Ethel P. Ross, Rye, N.Y., for appellant.
Charles J. Hynes, District Attorney, Brooklyn, N.Y. (Roseann B. MacKechnie, Ruth E. Ross, and Michael A. Morelli of counsel), for respondent.
SONDRA MILLER, J.P., FRED T. SANTUCCI, DANIEL F. LUCIANO, SANDRA J. FEUERSTEIN, JJ.
DECISION ORDER
ORDERED that the judgment is affirmed.
Contrary to the defendant's contention, the finding of the hearing court that there was probable cause for his arrest was supported by the record (see, People v. Brenfield, 188 A.D.2d 477, 478-479 ; People v. Sargeant, 174 A.D.2d 767 ; People v. James, 146 A.D.2d 712 ). The defendant improperly relies upon portions of the trial testimony in support of his contention that his mother did not have the requisite degree of control over his bedroom area to validly consent to the police entering his bedroom, where incriminating physical evidence was discovered. An appellate court is "precluded from reviewing trial testimony in determining whether the hearing court acted properly" (People v. Kendrick, 256 A.D.2d 420 ; see, People v. Kwang Young Choung, 229 A.D.2d 448). The propriety of the ruling to deny suppression must be determined only in light of the evidence that was before the hearing court (see, People v. Gonzalez, 55 N.Y.2d 720, 721-722 ; People v. Kendrick, supra). Since the defendant did not seek to reopen the hearing based upon the testimony adduced at trial, nor move for a mistrial, the issue is not properly before this court (see, People v. Kendrick, supra; People v. Gaston, 239 A.D.2d 356 ). In any event, the claim is without merit since the defendant's mother clearly possessed the requisite authority to permit a search of the bedroom located within her apartment (see, People v. Kelley, 220 A.D.2d 456 ; People v. Santornino, 153 A.D.2d 595 ).

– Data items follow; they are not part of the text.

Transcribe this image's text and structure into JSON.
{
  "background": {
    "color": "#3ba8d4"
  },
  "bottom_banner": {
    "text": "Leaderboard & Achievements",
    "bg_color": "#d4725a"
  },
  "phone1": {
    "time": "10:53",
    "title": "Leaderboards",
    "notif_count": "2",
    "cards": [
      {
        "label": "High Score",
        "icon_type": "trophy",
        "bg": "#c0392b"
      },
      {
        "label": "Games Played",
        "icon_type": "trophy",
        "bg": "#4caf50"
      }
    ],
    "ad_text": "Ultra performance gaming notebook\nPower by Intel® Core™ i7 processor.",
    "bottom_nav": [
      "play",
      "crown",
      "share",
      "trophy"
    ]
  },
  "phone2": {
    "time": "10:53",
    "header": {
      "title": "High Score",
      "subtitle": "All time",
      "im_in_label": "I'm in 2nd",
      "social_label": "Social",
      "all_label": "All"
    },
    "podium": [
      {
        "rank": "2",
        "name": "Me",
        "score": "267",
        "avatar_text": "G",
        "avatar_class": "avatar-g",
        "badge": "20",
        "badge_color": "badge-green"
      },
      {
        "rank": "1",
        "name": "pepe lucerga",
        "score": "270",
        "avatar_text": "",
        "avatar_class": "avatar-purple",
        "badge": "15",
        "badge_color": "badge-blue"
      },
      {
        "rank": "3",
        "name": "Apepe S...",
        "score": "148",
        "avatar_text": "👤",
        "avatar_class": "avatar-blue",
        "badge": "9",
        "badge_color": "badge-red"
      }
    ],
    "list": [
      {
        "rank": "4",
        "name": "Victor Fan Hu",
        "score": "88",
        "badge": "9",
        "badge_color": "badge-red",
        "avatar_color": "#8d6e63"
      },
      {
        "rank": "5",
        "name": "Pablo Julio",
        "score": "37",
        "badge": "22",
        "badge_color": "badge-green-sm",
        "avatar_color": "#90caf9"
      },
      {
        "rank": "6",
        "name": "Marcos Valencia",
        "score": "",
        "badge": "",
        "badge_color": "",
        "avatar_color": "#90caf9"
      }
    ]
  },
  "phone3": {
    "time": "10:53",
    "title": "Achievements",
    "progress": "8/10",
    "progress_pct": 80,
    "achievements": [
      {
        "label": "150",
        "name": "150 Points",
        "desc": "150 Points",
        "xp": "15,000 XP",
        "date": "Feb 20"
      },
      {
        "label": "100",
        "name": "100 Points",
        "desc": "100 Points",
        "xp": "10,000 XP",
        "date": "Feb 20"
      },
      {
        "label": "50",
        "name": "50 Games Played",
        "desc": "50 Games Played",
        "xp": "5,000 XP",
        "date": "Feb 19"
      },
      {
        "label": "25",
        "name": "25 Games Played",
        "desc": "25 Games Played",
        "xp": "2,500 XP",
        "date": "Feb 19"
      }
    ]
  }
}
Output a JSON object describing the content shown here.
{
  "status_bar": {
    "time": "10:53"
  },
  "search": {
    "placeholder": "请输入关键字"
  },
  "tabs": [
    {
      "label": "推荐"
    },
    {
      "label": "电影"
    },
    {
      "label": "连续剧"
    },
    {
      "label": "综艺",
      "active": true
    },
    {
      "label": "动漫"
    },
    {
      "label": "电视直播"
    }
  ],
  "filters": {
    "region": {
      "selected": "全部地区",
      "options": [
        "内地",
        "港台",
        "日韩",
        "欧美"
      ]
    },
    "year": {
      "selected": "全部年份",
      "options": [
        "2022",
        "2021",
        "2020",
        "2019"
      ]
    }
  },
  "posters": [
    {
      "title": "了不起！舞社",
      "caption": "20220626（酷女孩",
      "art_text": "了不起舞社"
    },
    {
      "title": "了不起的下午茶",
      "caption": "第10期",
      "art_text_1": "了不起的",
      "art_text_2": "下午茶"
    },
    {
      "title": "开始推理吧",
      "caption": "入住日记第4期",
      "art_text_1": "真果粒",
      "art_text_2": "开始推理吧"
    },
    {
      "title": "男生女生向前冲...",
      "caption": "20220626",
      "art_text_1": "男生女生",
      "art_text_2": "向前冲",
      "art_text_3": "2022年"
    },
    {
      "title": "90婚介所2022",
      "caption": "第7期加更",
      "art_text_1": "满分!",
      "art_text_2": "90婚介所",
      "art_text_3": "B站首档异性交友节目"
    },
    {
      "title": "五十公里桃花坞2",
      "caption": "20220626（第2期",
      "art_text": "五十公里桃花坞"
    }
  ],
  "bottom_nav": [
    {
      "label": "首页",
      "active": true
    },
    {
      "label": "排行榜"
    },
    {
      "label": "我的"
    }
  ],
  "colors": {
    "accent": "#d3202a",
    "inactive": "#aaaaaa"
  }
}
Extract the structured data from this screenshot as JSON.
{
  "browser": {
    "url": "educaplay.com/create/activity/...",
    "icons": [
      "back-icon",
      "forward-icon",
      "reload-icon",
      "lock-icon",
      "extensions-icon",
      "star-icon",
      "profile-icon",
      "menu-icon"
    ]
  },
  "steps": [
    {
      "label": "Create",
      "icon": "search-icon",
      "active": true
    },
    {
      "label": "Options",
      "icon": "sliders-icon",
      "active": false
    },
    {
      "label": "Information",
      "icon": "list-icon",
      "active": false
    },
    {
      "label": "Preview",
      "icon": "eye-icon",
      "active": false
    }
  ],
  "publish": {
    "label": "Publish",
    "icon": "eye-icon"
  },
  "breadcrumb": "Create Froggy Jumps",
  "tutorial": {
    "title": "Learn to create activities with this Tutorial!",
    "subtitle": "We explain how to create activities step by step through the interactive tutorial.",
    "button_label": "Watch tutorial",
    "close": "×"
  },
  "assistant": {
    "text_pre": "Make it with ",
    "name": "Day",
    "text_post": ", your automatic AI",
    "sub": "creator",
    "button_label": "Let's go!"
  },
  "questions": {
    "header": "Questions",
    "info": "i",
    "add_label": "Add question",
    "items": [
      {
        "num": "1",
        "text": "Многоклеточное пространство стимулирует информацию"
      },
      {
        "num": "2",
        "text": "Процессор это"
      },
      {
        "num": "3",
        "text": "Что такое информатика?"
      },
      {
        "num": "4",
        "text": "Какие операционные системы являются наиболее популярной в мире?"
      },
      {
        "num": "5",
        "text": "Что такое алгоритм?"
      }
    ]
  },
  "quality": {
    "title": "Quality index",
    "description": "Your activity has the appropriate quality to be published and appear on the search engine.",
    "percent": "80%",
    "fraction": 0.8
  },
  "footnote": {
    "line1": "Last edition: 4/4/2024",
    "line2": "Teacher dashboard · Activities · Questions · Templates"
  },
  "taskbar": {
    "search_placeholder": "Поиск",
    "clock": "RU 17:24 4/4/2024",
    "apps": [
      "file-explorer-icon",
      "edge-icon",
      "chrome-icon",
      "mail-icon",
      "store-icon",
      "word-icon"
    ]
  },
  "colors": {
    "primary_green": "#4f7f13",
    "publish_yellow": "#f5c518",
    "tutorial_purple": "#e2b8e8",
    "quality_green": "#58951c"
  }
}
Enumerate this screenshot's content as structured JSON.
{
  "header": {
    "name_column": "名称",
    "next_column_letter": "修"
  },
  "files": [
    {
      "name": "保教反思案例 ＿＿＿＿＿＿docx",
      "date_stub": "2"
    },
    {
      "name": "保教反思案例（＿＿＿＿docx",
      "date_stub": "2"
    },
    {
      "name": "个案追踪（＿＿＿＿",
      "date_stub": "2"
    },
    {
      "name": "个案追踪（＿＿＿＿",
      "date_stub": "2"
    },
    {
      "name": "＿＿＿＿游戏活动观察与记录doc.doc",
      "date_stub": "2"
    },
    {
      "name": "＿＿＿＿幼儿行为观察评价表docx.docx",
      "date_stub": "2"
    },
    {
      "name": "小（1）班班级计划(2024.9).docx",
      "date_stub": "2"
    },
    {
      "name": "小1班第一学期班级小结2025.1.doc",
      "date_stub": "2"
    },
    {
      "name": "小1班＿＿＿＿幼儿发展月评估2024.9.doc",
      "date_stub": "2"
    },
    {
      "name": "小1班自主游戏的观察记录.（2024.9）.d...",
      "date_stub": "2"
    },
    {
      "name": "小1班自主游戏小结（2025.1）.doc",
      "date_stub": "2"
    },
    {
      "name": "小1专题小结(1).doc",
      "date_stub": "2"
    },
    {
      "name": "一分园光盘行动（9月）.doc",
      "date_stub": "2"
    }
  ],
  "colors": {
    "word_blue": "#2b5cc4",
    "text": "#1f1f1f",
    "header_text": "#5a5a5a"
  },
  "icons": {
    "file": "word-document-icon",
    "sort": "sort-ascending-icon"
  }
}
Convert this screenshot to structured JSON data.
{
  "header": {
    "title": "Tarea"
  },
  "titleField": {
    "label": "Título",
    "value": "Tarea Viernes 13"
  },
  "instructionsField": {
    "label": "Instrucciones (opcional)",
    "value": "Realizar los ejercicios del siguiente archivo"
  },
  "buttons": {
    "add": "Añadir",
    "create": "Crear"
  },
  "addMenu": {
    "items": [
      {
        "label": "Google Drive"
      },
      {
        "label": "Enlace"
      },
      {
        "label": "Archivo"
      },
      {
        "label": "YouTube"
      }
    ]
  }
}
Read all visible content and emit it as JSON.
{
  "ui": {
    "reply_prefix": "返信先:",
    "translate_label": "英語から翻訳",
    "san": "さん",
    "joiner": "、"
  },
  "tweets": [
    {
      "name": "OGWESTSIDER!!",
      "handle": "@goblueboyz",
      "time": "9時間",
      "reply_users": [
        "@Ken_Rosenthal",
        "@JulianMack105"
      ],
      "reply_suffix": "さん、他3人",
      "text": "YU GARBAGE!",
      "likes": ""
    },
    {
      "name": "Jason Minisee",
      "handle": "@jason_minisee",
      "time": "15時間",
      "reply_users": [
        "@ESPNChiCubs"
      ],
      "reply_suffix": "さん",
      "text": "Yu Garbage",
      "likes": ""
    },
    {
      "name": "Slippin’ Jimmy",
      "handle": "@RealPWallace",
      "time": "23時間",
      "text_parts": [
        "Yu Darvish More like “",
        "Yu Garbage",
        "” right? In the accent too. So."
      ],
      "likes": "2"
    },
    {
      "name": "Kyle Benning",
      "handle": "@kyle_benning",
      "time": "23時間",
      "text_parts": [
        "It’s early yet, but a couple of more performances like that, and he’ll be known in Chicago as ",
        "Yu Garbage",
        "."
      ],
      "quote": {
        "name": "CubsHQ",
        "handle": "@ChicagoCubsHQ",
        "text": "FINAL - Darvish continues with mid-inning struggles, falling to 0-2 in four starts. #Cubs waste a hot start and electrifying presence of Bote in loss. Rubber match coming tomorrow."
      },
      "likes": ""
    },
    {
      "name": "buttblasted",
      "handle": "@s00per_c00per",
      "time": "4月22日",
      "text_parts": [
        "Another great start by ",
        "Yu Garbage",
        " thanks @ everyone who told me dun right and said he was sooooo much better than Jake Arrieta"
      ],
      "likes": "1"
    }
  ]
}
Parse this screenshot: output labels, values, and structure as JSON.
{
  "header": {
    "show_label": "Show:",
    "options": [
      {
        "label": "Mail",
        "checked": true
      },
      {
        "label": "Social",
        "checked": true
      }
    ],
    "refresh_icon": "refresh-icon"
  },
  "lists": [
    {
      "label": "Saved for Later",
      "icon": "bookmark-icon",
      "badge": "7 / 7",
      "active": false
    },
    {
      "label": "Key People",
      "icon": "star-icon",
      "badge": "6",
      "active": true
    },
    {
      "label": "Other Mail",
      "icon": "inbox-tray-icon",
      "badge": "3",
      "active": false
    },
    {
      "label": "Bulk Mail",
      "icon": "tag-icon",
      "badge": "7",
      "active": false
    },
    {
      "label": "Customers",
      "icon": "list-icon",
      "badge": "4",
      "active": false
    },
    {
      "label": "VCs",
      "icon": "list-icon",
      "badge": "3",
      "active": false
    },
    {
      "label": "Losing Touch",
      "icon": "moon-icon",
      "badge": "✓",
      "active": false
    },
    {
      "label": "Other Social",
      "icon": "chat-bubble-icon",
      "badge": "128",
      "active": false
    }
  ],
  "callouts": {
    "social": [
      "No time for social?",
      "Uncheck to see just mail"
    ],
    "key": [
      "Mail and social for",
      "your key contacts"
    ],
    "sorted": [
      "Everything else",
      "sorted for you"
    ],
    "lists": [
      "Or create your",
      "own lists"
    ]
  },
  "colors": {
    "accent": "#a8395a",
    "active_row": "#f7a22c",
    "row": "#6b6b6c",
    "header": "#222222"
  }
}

The hearing record demonstrates that the defendant knew and understood his rights, and that his will was not overcome at any time during questioning so as to render his statements involuntary (see, People v. Anderson, 42 N.Y.2d 35, 41 ). Therefore, the hearing court did not err in declining to suppress the defendant's statements to law enforcement officials.
Viewing the evidence in the light most favorable to the prosecution (see, People v. Contes, 60 N.Y.2d 620 ), we find that it was legally sufficient to establish the defendant' s guilt beyond a reasonable doubt. Moreover, upon the exercise of our factual review power, we are satisfied that the verdict of guilt was not against the weight of the evidence (see, CPL 470.15[5]).
The defendant's remaining contentions are without merit.
S. MILLER, J.P., SANTUCCI, LUCIANO, and FEUERSTEIN, JJ., concur.